The coat of arms of German Cameroon 

At the outbreak of war in August 1914 a joint force of British and French soldiers invaded the German colony of Togoland in western Africa, what is now the Togo and Volta regions of Ghana. The German forces were initially overwhelmed and withdrew from the capital and coasts and fought delaying actions while in retreat. The British and French captured and advanced along the railways in pursuit, then converged with a smaller Allied force that had blocked the German army moving further north. In 1916, after a year and a half of fighting, the German forces in Togoland surrendered and the territory was partitioned. Some soldiers of the British West Indies Regiment served in support roles during this last phase of the campaign. The loss of Togoland heralded the beginning of the fall of Germany’s overseas empire.

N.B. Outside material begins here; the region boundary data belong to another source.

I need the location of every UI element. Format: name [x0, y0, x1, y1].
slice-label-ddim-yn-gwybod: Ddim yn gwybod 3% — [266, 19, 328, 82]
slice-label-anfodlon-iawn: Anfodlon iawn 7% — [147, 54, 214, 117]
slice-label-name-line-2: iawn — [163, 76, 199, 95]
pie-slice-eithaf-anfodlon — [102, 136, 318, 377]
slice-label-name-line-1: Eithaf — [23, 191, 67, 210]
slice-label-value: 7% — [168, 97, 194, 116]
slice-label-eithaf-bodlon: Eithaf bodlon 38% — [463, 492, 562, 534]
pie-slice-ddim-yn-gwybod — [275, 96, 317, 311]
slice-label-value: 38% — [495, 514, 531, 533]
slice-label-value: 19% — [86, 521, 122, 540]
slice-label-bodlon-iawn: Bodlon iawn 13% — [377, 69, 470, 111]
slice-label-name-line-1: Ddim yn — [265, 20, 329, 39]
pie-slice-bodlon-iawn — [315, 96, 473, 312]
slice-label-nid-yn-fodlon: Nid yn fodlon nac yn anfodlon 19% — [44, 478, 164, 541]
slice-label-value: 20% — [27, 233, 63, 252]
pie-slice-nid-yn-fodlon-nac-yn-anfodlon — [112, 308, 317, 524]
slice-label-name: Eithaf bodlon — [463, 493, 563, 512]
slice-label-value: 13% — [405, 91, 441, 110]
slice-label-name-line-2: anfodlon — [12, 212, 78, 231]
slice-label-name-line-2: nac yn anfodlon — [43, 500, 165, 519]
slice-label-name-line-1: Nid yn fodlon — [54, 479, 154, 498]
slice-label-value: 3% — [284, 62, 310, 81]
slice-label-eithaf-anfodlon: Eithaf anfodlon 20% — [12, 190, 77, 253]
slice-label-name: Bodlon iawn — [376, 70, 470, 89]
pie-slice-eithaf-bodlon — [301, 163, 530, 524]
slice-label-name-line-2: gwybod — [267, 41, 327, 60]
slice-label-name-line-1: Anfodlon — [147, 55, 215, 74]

Some battalions of the British West Indies Regiment also performed support roles in the Cameroon campaign, which like Togoland began at the onset of war. British forces from Nigeria, supported by French and Belgian allies, crossed south into the German colony of Kamerun in August 1914. The offensive was divided into three, with separate forces pushing into the north, centre, and south of Kamerun. The most success was had in the centre, where the Germans were eventually forced to retreat. The British force in the north of the colony however were stuck in a series of brutal sieges that were to last until the end of the campaign. The force that attacked in the south were defeated and almost completely wiped out by German counter-attacks. While the Allied armies pressed the German defenders of Kamerun into the last of their southern territory the Germans conducted a series of raids across the border into Nigeria. The German commander then ordered the remaining 7,000 soldiers and 7,000 civilians to escape into the neighbouring Spanish colony of Rio Muni.